Let **S[n]** the set of the pixels whose map values are “n”. So **S[0]** is the set of the green (== treasure) pixels. (We can read the whole image pixel by pixel, so we can construct the **S[0]** in O(k) time, where k is the number of the pixels of the image.) **S[1]** = opA(**S[0]**) and **S[sqrt(2)]** = opB(**S[0]**). It is trivial, but **S[1+sqrt(2)]** = opA(**S[sqrt(2)]**) + opB(**S[1]**)) is a bit harder. It says we can produce the value 1 + sqrt(2) in two different ways and we have to create the union of the sets of the two different cases. **Suppose, the linked lists are disjoint**, then the union of sets means the concatenation of the corresponding linked lists, and we can perform it in O(1) time when we store pointers to the first and last elements of lists. **Using disjoint linked pixel lists is the first idea.**

**The second idea is that we can store the pointers of the list links on an image**, which has the same size than the original image (== imop, like imageOfPointers). We initialize the image with a magic value (f.e. -1), then we store the pointer of the pixel “k” at **imop[k]**. We have also an “EOL” (end of list) symbol (f.e. zero, it means the pixel points to itself). In this case, we can check in O(1) time, whether a pixel is an element of a list or not. (When its pointer is not (-1), then it belongs to a list.) Let’s assume, that we generate the **S[k]** sets in ascending order and the opA and opB check always whether a neighboring pixel is an item of an existing list or not. When it is, it has a smaller or equal value than k. (When it were not true, then it would belong to an **S[j]**, j>k set and it would be inconsistency, because **S[j]** would be generated before **S[k]** and it is not an ascending order.) **So the third idea, that we must generate the S[k] sets in ascending order.**

The last idea is a cheat. It is pretty hard to decide which one is greater: 99 or 70sqrt(2). In other words, it is pretty hard to sort the “a + sqrt(b)” values in ascending order. It is too hard, so we don’t do it. **The fourth idea, that we use the sqrt(2) = 1.5 approximation.** It solves two problem: first, it makes the sorting trivial, second, there are no floating point values, we don’t need to struggle floating point numbers, it makes the whole algorithm faster. It causes about a 6,4 percent error, but personally I can live with that. (Actually I can live with much worse things.)
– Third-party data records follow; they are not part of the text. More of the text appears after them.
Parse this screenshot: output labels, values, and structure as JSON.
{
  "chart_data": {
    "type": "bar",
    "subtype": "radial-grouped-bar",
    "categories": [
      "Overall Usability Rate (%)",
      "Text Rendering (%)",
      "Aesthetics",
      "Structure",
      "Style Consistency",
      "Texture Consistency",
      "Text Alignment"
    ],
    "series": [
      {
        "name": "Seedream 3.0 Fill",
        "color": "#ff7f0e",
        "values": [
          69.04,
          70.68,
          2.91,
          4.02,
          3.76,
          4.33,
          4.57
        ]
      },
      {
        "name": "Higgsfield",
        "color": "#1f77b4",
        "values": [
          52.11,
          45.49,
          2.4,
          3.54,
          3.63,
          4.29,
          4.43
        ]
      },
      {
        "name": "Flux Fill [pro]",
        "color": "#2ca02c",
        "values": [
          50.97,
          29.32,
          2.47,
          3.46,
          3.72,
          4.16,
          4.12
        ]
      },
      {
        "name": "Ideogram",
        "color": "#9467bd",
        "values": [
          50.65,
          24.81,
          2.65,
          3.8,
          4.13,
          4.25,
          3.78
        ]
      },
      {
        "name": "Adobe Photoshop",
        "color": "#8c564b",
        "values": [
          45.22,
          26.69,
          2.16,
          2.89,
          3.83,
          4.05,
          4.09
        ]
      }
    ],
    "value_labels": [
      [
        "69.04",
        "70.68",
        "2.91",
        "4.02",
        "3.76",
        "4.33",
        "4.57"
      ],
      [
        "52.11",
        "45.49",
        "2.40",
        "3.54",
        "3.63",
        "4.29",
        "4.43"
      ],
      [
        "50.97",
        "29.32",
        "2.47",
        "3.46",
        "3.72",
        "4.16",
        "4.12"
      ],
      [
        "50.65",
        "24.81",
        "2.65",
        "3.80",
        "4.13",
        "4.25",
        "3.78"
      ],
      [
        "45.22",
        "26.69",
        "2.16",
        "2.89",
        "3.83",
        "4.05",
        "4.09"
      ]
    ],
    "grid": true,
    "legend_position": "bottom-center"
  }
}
With these four ideas we can construct a nice O(n) algorithm to (approximately) solve the Treasure Island Problem. I could describe the whole algorithm step by step, but I don’t do it. I just insert here a picture, because a picture worth a thousand words. It shows the first steps of the algorithm which is performed on a small board:

When I will have time, I will attach the C++ implementation of the algorithm. Be patient and thank you for your attention. (A small note: I used the DT in my master’s thesis too. “If you have a hammer, everything looks like a nail.” Sad, but it is also valid for me.)